Deve-se concluir, então, que a Bíblia está errada? Não. A conclusão correta é que os seres humanos se enganaram ao interpretá-la.
Ao estudar os registros da Terra, a ciência revelou a ordem de aparecimento dos seres vivos, que concorda com a narrativa da Gênese, com a diferença de que essa obra não se realizou de forma instantânea, mas ao longo de milhões de anos, sempre pela vontade de Deus e segundo as leis da natureza. Isso diminui a grandeza divina? Evidentemente, não. Ao contrário, amplia nossa visão da majestade de Deus, que estabeleceu leis eternas para reger os mundos.
Nesse ponto, ciência e Moisés concordam ao colocar o ser humano por último na ordem da criação. Moisés, porém, situa o dilúvio universal no ano 1654 da formação do mundo, enquanto a geologia aponta o grande cataclismo como anterior ao surgimento do homem, já que não se encontram vestígios humanos nas camadas mais antigas. Ainda assim, isso não prova que tal coexistência seja impossível. Novas descobertas podem surgir a qualquer momento.
Caso se confirme que o ser humano existia antes do grande cataclismo, ficará provado que Adão não foi o primeiro homem ou que sua origem se perde na noite dos tempos. Diante da evidência, não há argumento possível; será preciso aceitar o fato, como já se aceitou o movimento da Terra e os períodos da criação.
A existência humana antes do dilúvio geológico ainda é uma hipótese. No entanto, há fatos menos incertos. Admitindo-se que o homem tenha surgido 4.000 anos antes de Cristo e que, 1.650 anos depois, toda a humanidade tenha sido destruída, exceto uma família, o repovoamento da Terra teria começado com Noé, por volta de 2.350 anos antes da nossa era. No entanto, quando os hebreus chegaram ao Egito, no século XVIII antes de Cristo, encontraram uma civilização antiga, numerosa e avançada.
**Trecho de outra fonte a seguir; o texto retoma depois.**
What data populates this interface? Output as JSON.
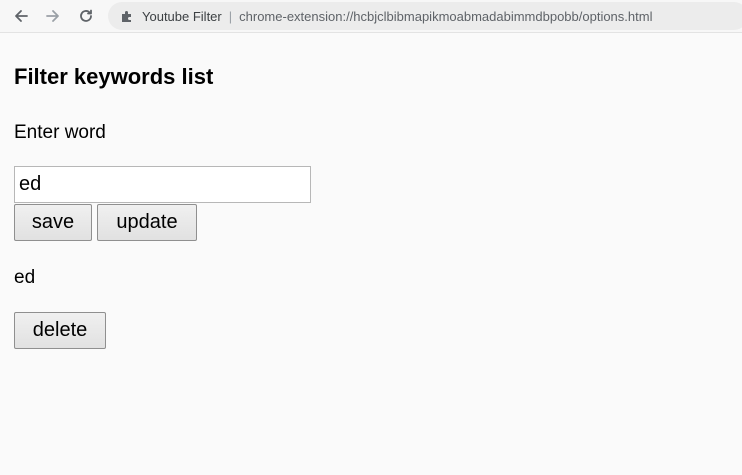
{
  "browser": {
    "site_name": "Youtube Filter",
    "separator": "|",
    "url": "chrome-extension://hcbjclbibmapikmoabmadabimmdbpobb/options.html",
    "icons": {
      "back": "arrow-left-icon",
      "forward": "arrow-right-icon",
      "reload": "reload-icon",
      "extension": "puzzle-piece-icon"
    }
  },
  "page": {
    "title": "Filter keywords list",
    "input_label": "Enter word",
    "input_value": "ed",
    "save_label": "save",
    "update_label": "update",
    "keywords": [
      {
        "word": "ed",
        "delete_label": "delete"
      }
    ]
  }
}
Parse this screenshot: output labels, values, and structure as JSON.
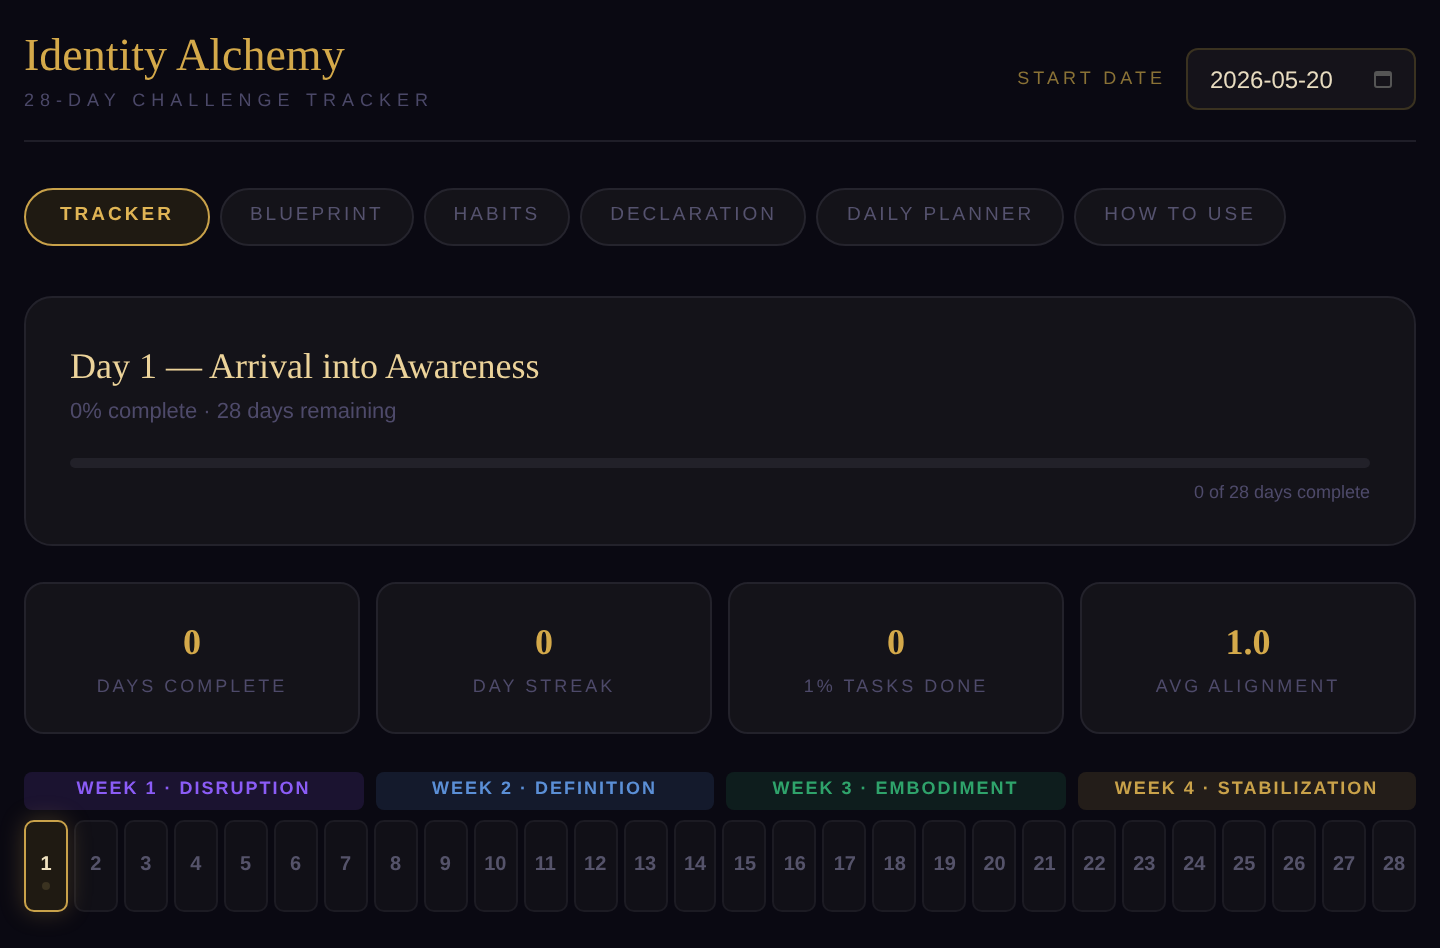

O mesmo ocorria nas Índias e em outros países.
Seria necessário, então, admitir que em apenas 600 anos a humanidade tivesse se espalhado por vastas regiões e alcançado alto grau de desenvolvimento intelectual, o que contraria todas as leis conhecidas da antropologia.
A diversidade das raças reforça essa conclusão. Embora o clima e os costumes influenciem o aspecto físico, a fisiologia mostra diferenças mais profundas entre certas raças do que aquelas explicáveis apenas por fatores ambientais. O cruzamento de raças gera tipos intermediários, apagando características extremas, mas não criando novas. Para que houvesse cruzamento, era necessário que já existissem raças distintas. Como explicar sua existência partindo de uma origem comum tão recente?
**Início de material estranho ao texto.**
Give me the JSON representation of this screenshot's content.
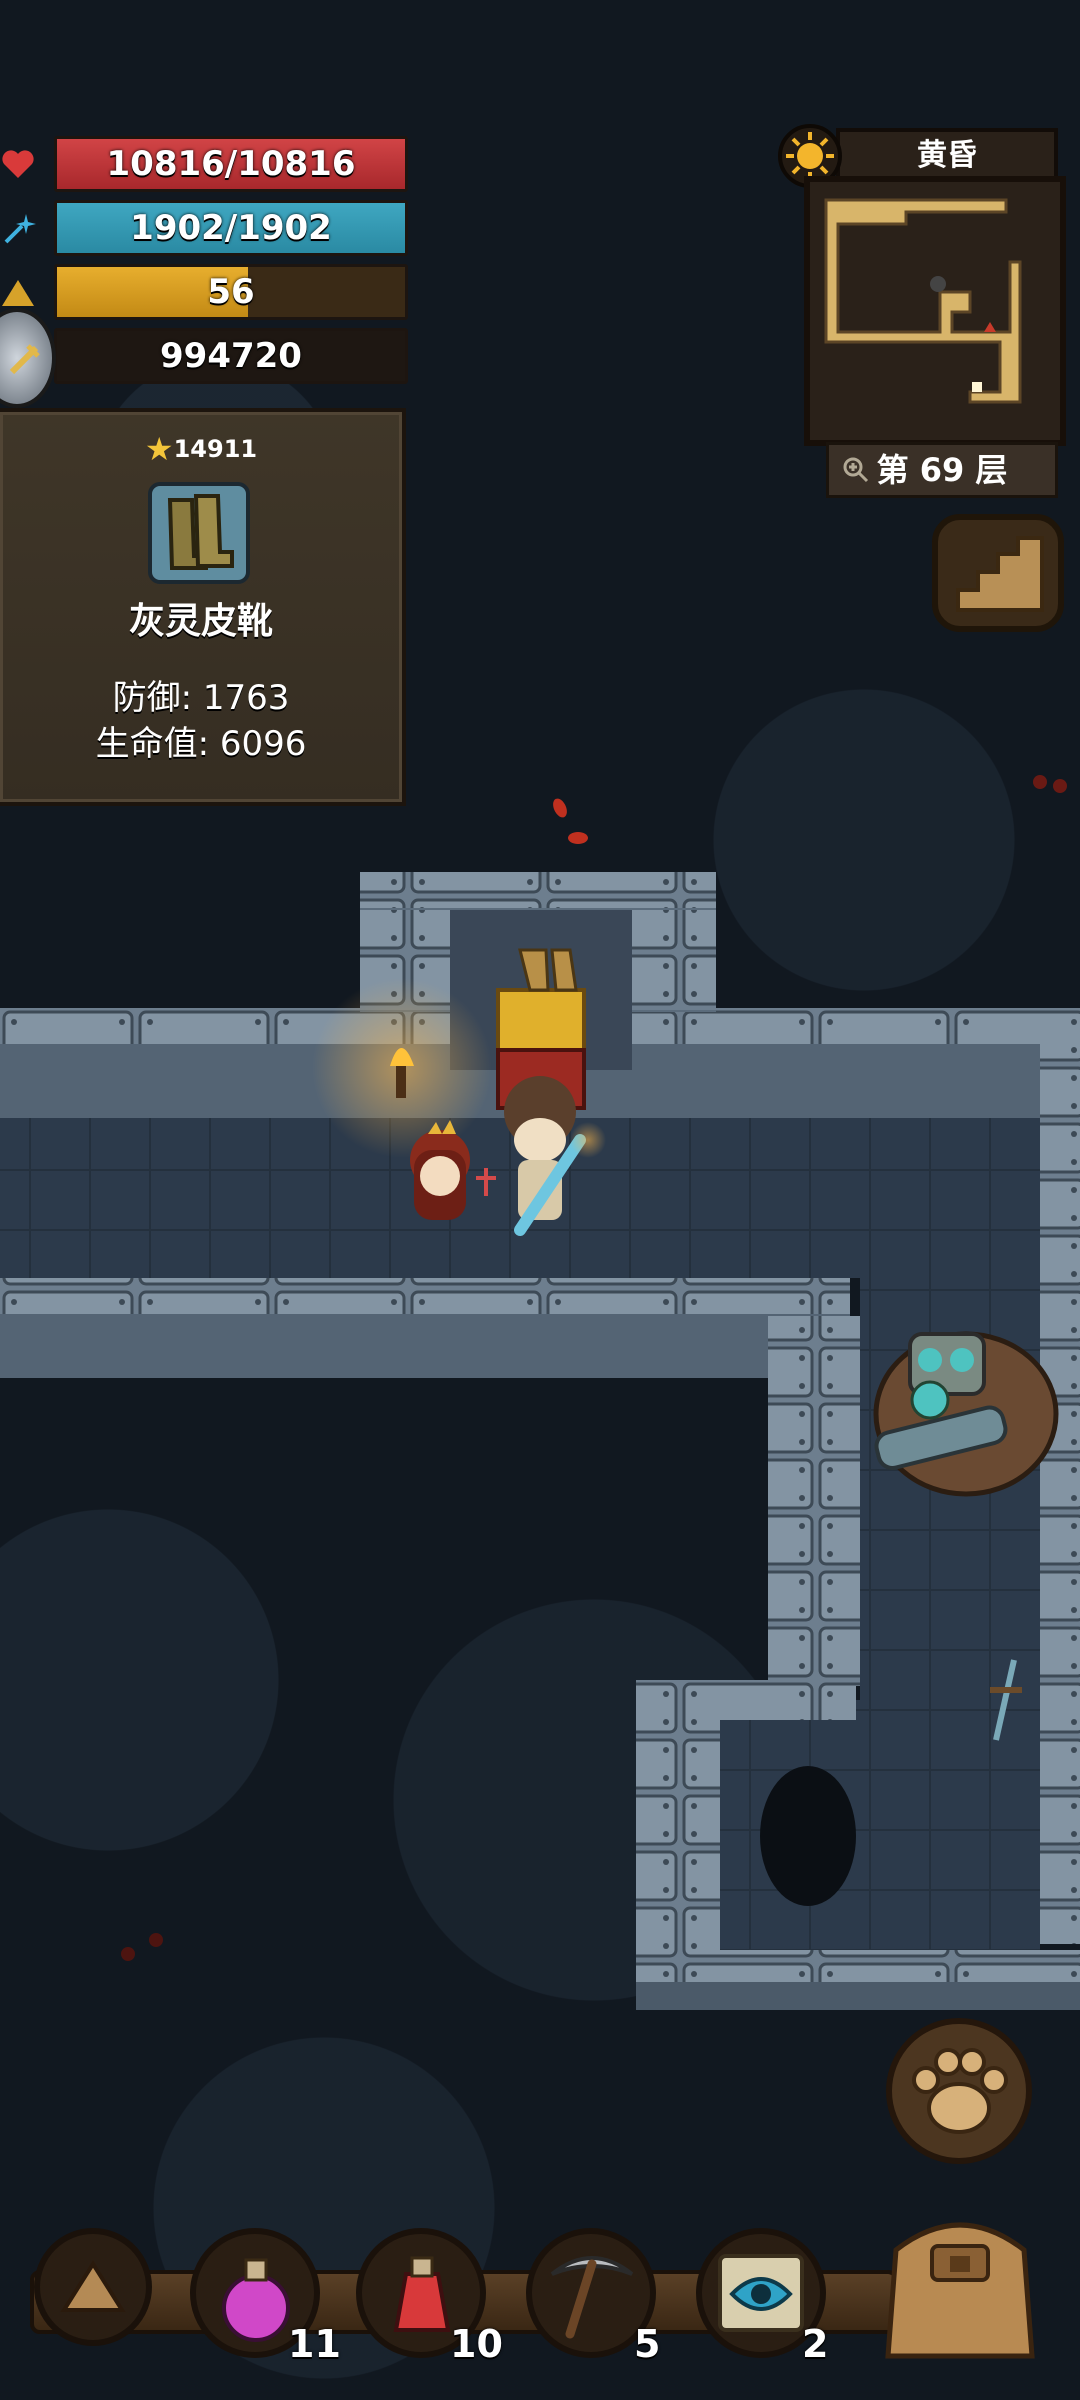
{
  "hud": {
    "hp": "10816/10816",
    "mp": "1902/1902",
    "level": "56",
    "level_progress": 0.55,
    "gold": "994720"
  },
  "item": {
    "score": "14911",
    "name": "灰灵皮靴",
    "defense": "防御: 1763",
    "hp": "生命值: 6096"
  },
  "minimap": {
    "time_of_day": "黄昏",
    "floor": "第 69 层"
  },
  "hotbar": {
    "slots": [
      {
        "icon": "purple-potion-icon",
        "count": "11"
      },
      {
        "icon": "red-potion-icon",
        "count": "10"
      },
      {
        "icon": "pickaxe-icon",
        "count": "5"
      },
      {
        "icon": "eye-scroll-icon",
        "count": "2"
      }
    ]
  },
  "colors": {
    "hp": "#c0383b",
    "mp": "#3299b3",
    "xp": "#d89e22",
    "panel": "#3a3125",
    "stone": "#6b7c8c"
  }
}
É tão improvável que, em poucos séculos, descendentes de Noé tenham dado origem à raça etíope, por exemplo, quanto supor uma origem comum para o lobo e o cordeiro, o elefante e o pulgão, o pássaro e o peixe.
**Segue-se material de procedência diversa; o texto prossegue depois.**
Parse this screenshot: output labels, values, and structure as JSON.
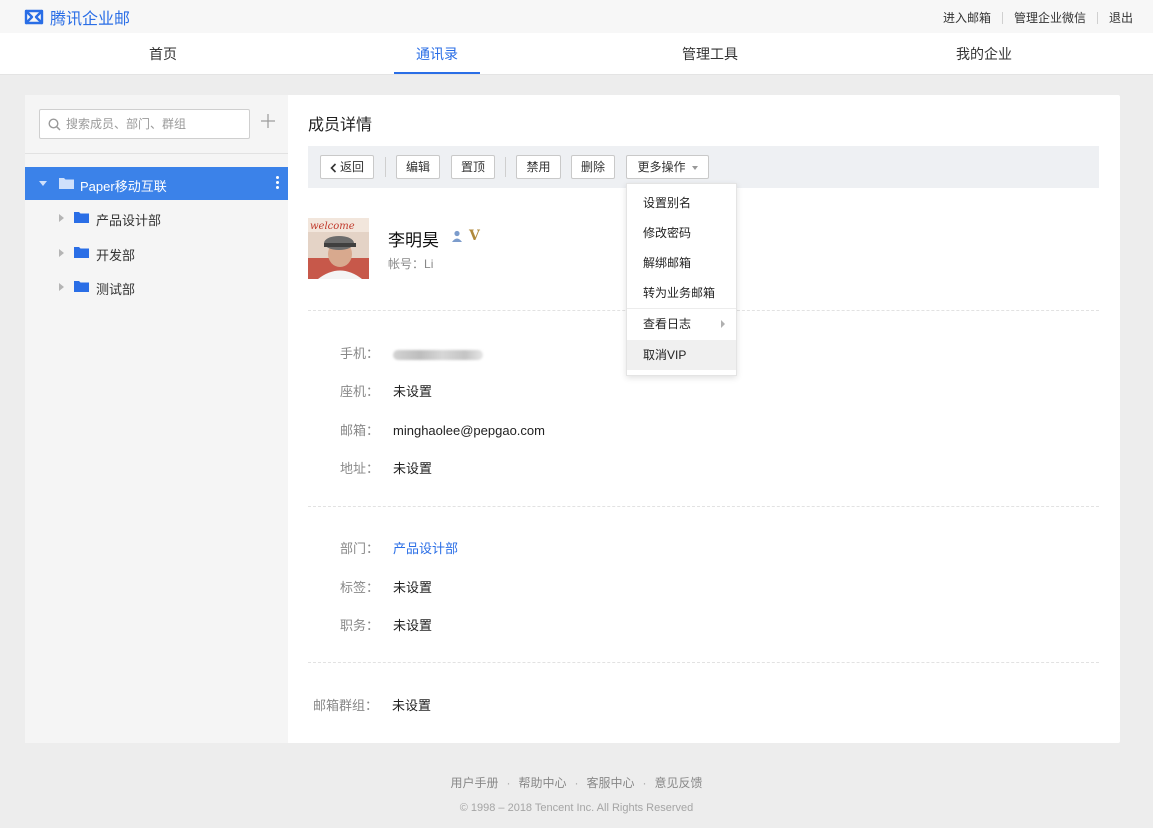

Tudo se esclarece ao admitir que a existência humana é anterior ao período tradicionalmente aceito; que houve diversas origens; que Adão, vivendo há cerca de seis mil anos, povoou apenas uma região ainda desabitada; que o dilúvio de Noé foi uma catástrofe local, posteriormente confundida com o cataclismo geológico; e, por fim, ao reconhecer o caráter alegórico próprio do estilo oriental, presente nos textos sagrados de todos os povos.
Isso mostra como é prudente não rejeitar levianamente doutrinas que podem, mais cedo ou mais tarde, desmentir seus críticos. As ideias religiosas não perdem força ao caminhar junto com a ciência; ao contrário, se fortalecem. Esse é o único caminho para que não ofereçam brechas ao ceticismo.